Newspapers have been published in Sheffield for over 200 years. The main titles are:

• Sheffield Register 1787-1794

• Sheffield Iris 1794-1839

• Sheffield & Rotherham Independent 1819-1938

• Sheffield Daily Telegraph 1855-1986

• Star 1873-

• Sheffield Telegraph 1989-

• Green 'Un (sports) 1907-

=== Directories ===

Sheffield street and trade directories from 1774 to 1974, also telephone directories from 1941.

=== Census returns ===

Microfilm copies of 1841 -1881 for Sheffield and parts of South Yorkshire and North Derbyshire.

=== Electoral registers ===

Registers of electors from 1841 to the present.

=== Ordnance Survey maps ===

Past editions of 6 inch and 25 inch Ordnance Survey maps and some earlier non-Ordnance Survey maps.
Before the Second World War maps were produced as a ‘County Series’ at a scale of 6 inches to 1 mile (1:10,560) and 1:2,500 (25 inches to 1 mile). As Sheffield lies on the boundary of Yorkshire and Derbyshire and has extended its boundaries at various times, this sometimes leads to confusion.

Yorkshire:
six-inch maps for this area were first published 1853-55.
 1:2,500 maps were published in 1890 and revised in about 1905, 1923 and 1935.

Derbyshire:
six-inch and 1:2,500 maps were first published in 1876 and revised in about 1898, 1923 and 1938.

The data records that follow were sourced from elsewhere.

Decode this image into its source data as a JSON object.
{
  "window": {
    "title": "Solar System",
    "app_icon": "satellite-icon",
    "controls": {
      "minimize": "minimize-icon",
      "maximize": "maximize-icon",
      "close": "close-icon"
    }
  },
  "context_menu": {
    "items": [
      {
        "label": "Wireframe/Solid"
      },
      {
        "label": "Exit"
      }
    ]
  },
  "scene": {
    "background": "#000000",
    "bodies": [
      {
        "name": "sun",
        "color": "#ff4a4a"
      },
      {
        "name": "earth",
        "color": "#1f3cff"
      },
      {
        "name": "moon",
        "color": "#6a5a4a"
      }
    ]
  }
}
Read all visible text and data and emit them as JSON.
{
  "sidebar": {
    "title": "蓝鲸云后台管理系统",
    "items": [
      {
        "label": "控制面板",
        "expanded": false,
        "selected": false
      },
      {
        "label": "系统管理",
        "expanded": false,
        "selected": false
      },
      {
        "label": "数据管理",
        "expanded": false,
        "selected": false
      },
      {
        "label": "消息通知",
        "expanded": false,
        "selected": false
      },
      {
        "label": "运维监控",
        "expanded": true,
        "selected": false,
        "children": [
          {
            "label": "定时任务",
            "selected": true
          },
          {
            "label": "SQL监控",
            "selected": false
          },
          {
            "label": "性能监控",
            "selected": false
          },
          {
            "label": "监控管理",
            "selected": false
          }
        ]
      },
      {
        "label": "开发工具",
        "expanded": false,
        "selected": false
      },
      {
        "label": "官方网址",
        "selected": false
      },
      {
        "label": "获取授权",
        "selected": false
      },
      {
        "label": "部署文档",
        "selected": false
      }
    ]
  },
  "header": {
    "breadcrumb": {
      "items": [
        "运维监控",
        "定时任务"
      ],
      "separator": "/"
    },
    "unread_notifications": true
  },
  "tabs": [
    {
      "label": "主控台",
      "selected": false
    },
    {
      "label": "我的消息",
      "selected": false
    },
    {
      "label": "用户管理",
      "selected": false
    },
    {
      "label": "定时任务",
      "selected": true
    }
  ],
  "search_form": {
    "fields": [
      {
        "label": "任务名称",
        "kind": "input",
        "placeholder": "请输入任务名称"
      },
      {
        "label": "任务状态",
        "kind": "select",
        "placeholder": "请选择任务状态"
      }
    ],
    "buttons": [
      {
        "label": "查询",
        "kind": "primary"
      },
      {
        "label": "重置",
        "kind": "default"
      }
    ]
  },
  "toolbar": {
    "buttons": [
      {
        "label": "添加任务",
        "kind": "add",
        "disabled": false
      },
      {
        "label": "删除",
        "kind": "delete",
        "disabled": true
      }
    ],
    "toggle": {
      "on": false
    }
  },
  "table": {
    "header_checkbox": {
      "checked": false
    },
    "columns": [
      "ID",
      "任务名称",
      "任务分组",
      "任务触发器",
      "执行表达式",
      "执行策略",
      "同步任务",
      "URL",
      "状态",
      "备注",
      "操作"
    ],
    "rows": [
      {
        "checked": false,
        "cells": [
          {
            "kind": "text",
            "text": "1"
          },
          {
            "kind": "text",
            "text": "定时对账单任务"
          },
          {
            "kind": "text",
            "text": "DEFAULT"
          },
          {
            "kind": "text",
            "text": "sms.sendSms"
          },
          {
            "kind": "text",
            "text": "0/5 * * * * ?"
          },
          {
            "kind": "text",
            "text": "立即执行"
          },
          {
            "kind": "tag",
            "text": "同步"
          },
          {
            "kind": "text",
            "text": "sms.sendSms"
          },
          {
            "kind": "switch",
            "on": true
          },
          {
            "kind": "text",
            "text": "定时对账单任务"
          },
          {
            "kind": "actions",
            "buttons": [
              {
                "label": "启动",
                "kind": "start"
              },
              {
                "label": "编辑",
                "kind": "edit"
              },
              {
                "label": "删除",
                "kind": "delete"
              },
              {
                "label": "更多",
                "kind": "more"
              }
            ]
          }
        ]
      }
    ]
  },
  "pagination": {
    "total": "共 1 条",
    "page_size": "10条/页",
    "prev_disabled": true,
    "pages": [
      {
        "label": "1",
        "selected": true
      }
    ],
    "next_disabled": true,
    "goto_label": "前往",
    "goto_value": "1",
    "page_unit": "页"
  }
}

There are also town plans of Sheffield (these do not cover the whole of the present city):

1853 at 1:1056 scale

1890-93/1903 at 1:500 scale

The National Grid survey began in 1949 and continues to the present day. Maps are available at 1:10,000, 1:2,500 and 1:1,250 scales. Coverage at the largest scales is restricted to Sheffield.

=== Illustrations ===

Over 60,000 illustrations, mainly black and white photographs, of people, places and events in the Sheffield area.

=== Ephemera ===

Includes many miscellaneous printed items such as publicity leaflets, posters, trade literature, playbills and property sale plans.

=== Sound recordings ===

Recordings of local interest include all types of music and the spoken word. There is also a collection of oral history recordings in which Sheffield people talk about their lives.

=== Film and video ===

An important collection of archive film shows scenes of life in Sheffield.